Silenzio. Che cosa poteva rispondere Alex? Perché sapeva che doveva farlo. Era quella la sua parte nel gioco di Dio, nella recita dei burattini.

-         Tu sai che io sono il colpevole. Io il colpevole dell’assassinio di Alan non l’ho mai trovato. Per questo… non ho saputo resistere… nessuno deve toccare Alan… quindi, ogni volta che io lo rivedo devo… ucciderlo. Sai… tu, un po’, gli somigli.

-         Vuoi uccidermi?

-         No. Gli somigli solo esteriormente. Dentro sei come me.

-         Perché?

-         Hai perso Charles. Tu amavi Charles. Era tutto per te. Il tuo angelo, la tua vita! Come puoi stare senza di lui? Il cuore ti è stato strappato, i sentimenti lacerati e adesso anche tu ti senti una bambola che danza tra le grinfie di un Dio che non ti ama!

Le frasi del conte erano sconnesse, crudeli, pazze, secondo alcuni criteri, ma vere. Mentre pronunciava quelle parole vere come il sangue che sgorga nelle vene, il suo viso prese vita, tornò umano, rosso di rabbia e dolore in volto, un’espressione di sofferenza. Aveva sofferto così tanto… perdere l’amante, il fratello in un solo colpo. Era sopportabile? Probabilmente no. Era questo che l’aveva reso un assassino vuoto e freddo. Eppure… adesso sembrava così vivo, così emozionato. Aveva cominciato a urlare, tutti i suoi pensieri nascosti, le sue ansie si riversavano sull’anima di Alex che lo fissava, impassibile. L’assassino di Charles… l’avrebbe ucciso comunque?

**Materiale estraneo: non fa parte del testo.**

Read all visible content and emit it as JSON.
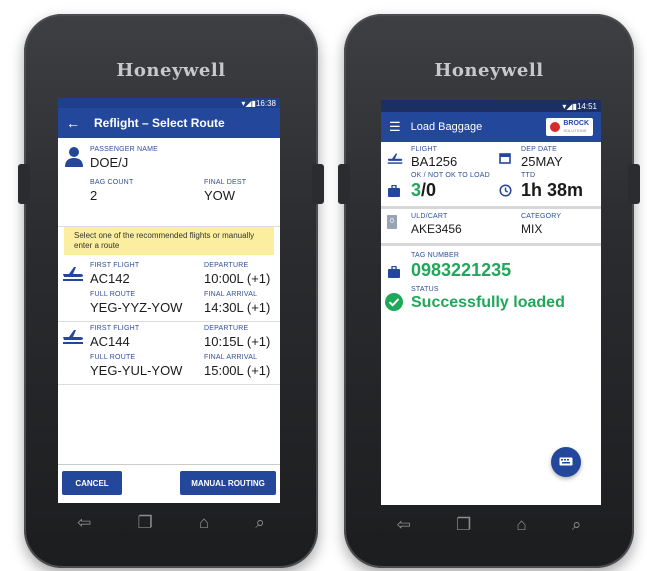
{
  "left": {
    "brand": "Honeywell",
    "status_time": "16:38",
    "app_title": "Reflight – Select Route",
    "passenger": {
      "name_label": "PASSENGER NAME",
      "name": "DOE/J",
      "bag_count_label": "BAG COUNT",
      "bag_count": "2",
      "final_dest_label": "FINAL DEST",
      "final_dest": "YOW"
    },
    "notice": "Select one of the recommended flights or manually enter a route",
    "flights": [
      {
        "first_flight_label": "FIRST FLIGHT",
        "first_flight": "AC142",
        "departure_label": "DEPARTURE",
        "departure": "10:00L (+1)",
        "route_label": "FULL ROUTE",
        "route": "YEG-YYZ-YOW",
        "arrival_label": "FINAL ARRIVAL",
        "arrival": "14:30L (+1)"
      },
      {
        "first_flight_label": "FIRST FLIGHT",
        "first_flight": "AC144",
        "departure_label": "DEPARTURE",
        "departure": "10:15L (+1)",
        "route_label": "FULL ROUTE",
        "route": "YEG-YUL-YOW",
        "arrival_label": "FINAL ARRIVAL",
        "arrival": "15:00L (+1)"
      }
    ],
    "cancel_label": "CANCEL",
    "manual_label": "MANUAL ROUTING"
  },
  "right": {
    "brand": "Honeywell",
    "status_time": "14:51",
    "app_title": "Load Baggage",
    "logo_text": "BROCK",
    "logo_sub": "SOLUTIONS",
    "flight_label": "FLIGHT",
    "flight": "BA1256",
    "dep_date_label": "DEP DATE",
    "dep_date": "25MAY",
    "ok_label": "OK / NOT OK TO LOAD",
    "ok_value": "3",
    "notok_value": "/0",
    "ttd_label": "TTD",
    "ttd": "1h 38m",
    "uld_badge": "0",
    "uld_label": "ULD/CART",
    "uld": "AKE3456",
    "category_label": "CATEGORY",
    "category": "MIX",
    "tag_label": "TAG NUMBER",
    "tag": "0983221235",
    "status_label": "STATUS",
    "status": "Successfully loaded"
  },
  "colors": {
    "primary": "#23489b",
    "success": "#1fa85a",
    "notice_bg": "#fbef9f"
  },
  "icons": [
    "back-arrow-icon",
    "person-icon",
    "plane-icon",
    "menu-icon",
    "calendar-icon",
    "suitcase-icon",
    "clock-icon",
    "check-circle-icon",
    "keyboard-icon",
    "nav-back-icon",
    "nav-recent-icon",
    "nav-home-icon",
    "nav-search-icon"
  ]
}
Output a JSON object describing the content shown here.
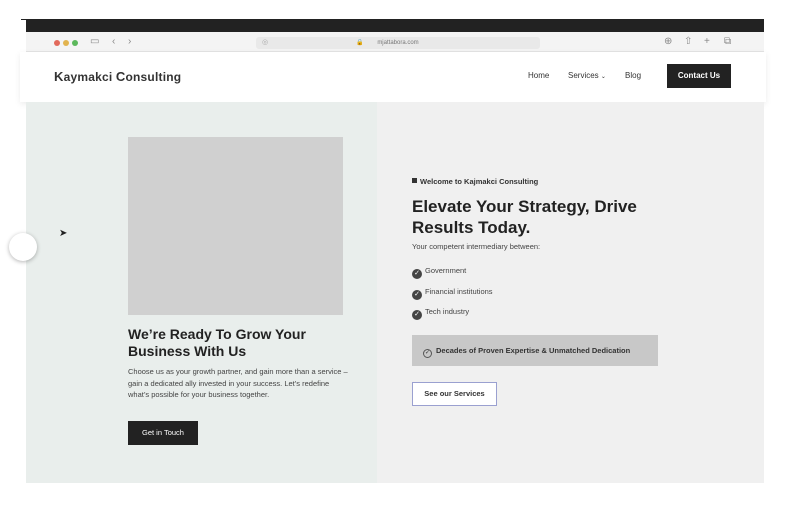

-         Tutta la luce si è spenta e dal paradiso passi al girone più cupo dell’inferno! C’è un Dio? No, è il diavolo che ti porta con sé nei meandri della più cupa disperazione, una galleria di sangue e ricordi e tu sai che non riuscirai mai a uscirne! E tu lo cerchi, lo cerchi, ma quand’è che lo troverai?! Quand’è che ti sarà data la grazia di seguirlo?!

Aveva finito. Ansante, si era alzato in piedi mentre urlava. Improvvisamente, il suo volto tornò gelido e impassibile, solo con una nota di malinconia. Si tirò indietro i capelli e tornò ad un tono pacato e normale.

-         Capisci? Il nostro dolore è stato il medesimo.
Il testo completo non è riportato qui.